Uso de empresas de papel pode configurar desvio de verba pública; especialista questiona até pagamento em parcelas
O Estado de S.Paulo
A gastança com a verba de gabinete dos vereadores de São Paulo está na mira da Polícia Civil e do Ministério Público Estadual (MPE). O Departamento de Polícia de Proteção da Cidadania (DPPC) abriu ontem inquérito para apurar a suposta formação de quadrilha para o desvio do dinheiro público. A Promotoria do Patrimônio Público e Social da capital também vai investigar o caso a partir de hoje.
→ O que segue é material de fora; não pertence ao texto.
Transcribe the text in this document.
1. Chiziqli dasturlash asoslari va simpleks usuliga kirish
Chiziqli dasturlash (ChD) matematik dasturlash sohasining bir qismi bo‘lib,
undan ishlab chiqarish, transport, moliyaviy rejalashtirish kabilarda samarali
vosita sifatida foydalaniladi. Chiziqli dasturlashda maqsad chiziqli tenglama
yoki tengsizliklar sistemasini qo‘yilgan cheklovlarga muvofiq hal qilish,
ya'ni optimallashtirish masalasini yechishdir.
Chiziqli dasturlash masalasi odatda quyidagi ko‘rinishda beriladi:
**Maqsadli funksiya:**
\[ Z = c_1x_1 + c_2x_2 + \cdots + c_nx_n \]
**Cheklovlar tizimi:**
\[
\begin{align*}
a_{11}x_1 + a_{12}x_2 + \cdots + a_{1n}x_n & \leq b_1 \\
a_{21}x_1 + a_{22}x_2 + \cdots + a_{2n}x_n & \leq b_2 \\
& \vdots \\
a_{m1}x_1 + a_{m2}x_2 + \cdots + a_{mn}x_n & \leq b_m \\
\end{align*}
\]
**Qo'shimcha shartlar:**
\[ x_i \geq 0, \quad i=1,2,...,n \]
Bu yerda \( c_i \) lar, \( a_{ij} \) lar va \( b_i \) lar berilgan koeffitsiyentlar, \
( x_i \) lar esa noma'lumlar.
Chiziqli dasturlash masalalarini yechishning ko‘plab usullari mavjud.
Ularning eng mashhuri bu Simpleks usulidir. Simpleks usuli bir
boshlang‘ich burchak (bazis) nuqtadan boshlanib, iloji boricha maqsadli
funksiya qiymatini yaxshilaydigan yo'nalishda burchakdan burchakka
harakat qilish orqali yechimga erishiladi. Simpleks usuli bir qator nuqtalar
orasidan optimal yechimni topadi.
A suspeita é de que o uso de empresas de papel serviu para fraudar prestações de contas que justificam o reembolso pelos vereadores de R$, 7,5 milhões por ano – cada um tem direito a R$ 14,8 mil por mês. "O inquérito ficará a cargo da Divisão de Crimes a Administração", afirmou o delegado Dejar Gomes Neto, diretor do DPPC.
A decisão de abrir a investigação foi tomada depois que o Estado revelou irregularidades nas empresas que deram aos vereadores notas fiscais que justificaram a utilização da verba de gabinete. A abertura do inquérito é o primeiro passo tomado pela polícia para acabar com a suposta farra nos gastos dos vereadores.
Fora da lei. Especialistas ouvidos pelo Estado apontaram outros problemas na prestação de contas dos vereadores. Um exemplo é o fracionamento de pagamentos para não ter de abrir licitações. Embora as parcelas mensais não excedam R$ 8 mil, como determina a lei 8.666/93, há ocasiões em que o valor pago a uma mesma empresa ao longo dos meses acaba superando o teto.
O advogado Adílson de Abreu Dallari, especialista em Direito Público, diz que a prática é ilegal. "Não se pode fracionar o valor total do serviço para driblar a necessidade de licitação", assinala.
Nesses casos, diz Dallari, o entendimento do Tribunal de Contas do Município (TCM) é de que se deve somar todas as parcelas para se chegar ao valor total do serviço prestado. Além disso, ele afirma que as contratações deveriam incluir as razões que levaram à dispensa de concorrência pública. "Toda dispensa de licitação tem de ser justificada. Estamos tratando de dinheiro público." / MARCELO GODOY, BRUNO TAVARES, DIEGO ZANCHETTA E RODRIGO BURGARELLI
PARA LEMBRAR
Após levantamento de três meses, o Estado revelou no domingo que a verba mensal disponível aos vereadores paulistanos para o reembolso com gastos correntes do gabinete – como gráfica, despesas de Correios e papelaria – é muitas vezes usada na contratação de empresas que não têm sede própria, telefone, site, e-mail nem registro de serviços prestados fora do Palácio Anchieta.